Time on Twitter
Read the Time Magazine cover story. 2009-06-05

As a supercell storm moves through central Texas, a virtual storm mirrors it in the Twitterverse.

June 12th, 2009
Twitter Storm

Typically, a twitter storm is when mob outrage (or less frequently adulation) pulses through the Twitterverse. Twitter’s 140 character limit almost guarantees that emotion, not reasoned argument, is what trends. Whether it’s moms mad about a Motrin ad or Amazon users angry that ratings have been disabled on any book with perceived gay themes, we pass our passions along, and then our friends pass them along, and pretty soon the hive mind is buzzing with our indignation.

On the evening of June 11, 2009 a storm that had been brewing north of Austin since late afternoon developed into a supercell, “a system producing severe thunderstorms and featuring rotating winds sustained by a prolonged updraft that may result in hail or tornadoes.” The storm flipped small planes and mobile homes in Burnet, spawned possibly two tornadoes, and dumped hail in the same northwest corridor along Highway 183 which was just recovering from the worst hail storm in Austin’s history last March.

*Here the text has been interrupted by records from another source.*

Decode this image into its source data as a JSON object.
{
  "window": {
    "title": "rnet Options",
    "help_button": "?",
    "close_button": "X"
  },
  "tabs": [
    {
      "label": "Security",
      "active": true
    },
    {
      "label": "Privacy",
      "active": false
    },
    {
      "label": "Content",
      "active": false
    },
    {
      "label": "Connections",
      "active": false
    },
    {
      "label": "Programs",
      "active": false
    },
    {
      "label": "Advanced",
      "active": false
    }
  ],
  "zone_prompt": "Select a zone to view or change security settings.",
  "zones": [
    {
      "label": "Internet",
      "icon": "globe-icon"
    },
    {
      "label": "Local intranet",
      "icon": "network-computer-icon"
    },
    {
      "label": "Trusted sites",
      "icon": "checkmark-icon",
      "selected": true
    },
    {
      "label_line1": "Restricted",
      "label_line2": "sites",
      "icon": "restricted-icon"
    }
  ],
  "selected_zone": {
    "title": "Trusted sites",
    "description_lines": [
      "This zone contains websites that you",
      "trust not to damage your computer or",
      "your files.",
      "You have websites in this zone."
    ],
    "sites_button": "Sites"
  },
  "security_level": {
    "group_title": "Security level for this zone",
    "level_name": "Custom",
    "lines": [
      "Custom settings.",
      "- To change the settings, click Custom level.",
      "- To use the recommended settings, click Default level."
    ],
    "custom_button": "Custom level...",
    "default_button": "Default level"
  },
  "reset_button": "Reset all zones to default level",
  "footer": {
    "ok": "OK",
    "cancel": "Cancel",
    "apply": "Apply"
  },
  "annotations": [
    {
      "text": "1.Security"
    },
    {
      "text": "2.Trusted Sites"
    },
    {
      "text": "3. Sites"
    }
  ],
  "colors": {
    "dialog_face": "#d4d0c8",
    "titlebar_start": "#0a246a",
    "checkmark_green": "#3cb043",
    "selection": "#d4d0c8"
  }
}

While this was happening, at my house, just south of the river, there was no indication a storm was on the way. At 8:30 PM the air was heavy and still. I was working at my computer unaware. Although it had been overcast until mid-afternoon, I wasn’t really expecting any rain. Remembering that some was in the forecast, I decided to check KXAN First Warning Weather and saw that a big red blob (indicating heavy rain) had entered Travis County. I immediately thought of Annieinaustin who’d suffered extensive hail damage in our last big storm. I flipped over to Twitter to see if it was raining where she was. A disappointing silence. But barron who lives northwest tweeted…
Storm Tweet Austin TX 2009-06-11

A few moments later, another north Austinite, punkgardener, wrote…
Storm Tweet Austin TX 2009-06-11

Well, something was happening. I flipped back to KXAN. The radar showed that the storm was in Travis County moving south towards us. Was there really a chance of rain for us? I sighed and figured it would probably skirt the downtown heat sink and we’d get nothing. At 8:44 PM, I received a call from Annieinaustin. She was offline and taking shelter in an interior room. They’d gotten some hail although not as large as in the March storm.

Looking north from my window I could see a wild lightning storm. I decided I’d better shut down my computer, too. Before I did, I posted an update tweet for her.

Then the fun started. I stood on my back porch, watching the storm move in and checking Twitter on my iPhone. Tweets started popping into my Twitterstream from all over Travis County. They expressed pensive moments wondering if the storm would leave some parts of Austin high and dry. Exultation over rain. Dismay over hail. Concern over the safety of friends and their gardens. Reports of power outages. Yes, maybe we sounded like a bunch of chattering tween girls on a class field trip but there was a real camaraderie in this shared experience. Rain in Austin in this drought is a pretty emotional experience, even without the drama of hail and tornadoes. We needed to share and we needed to know how our friends were doing.

Austinites weren’t the only people interested in our storm. Gardening friends in Indiana, Indygardener, and Oklahoma, reddirtramblin, cheered the rain on for us. They know how we Austin gardeners have been suffering in this drought.

As the storm moved on, we began checking for damage and comparing our rain gauge totals. This morning, I received one wistful tweet from mycornerofkaty wishing that the storms had made it to Katy, TX.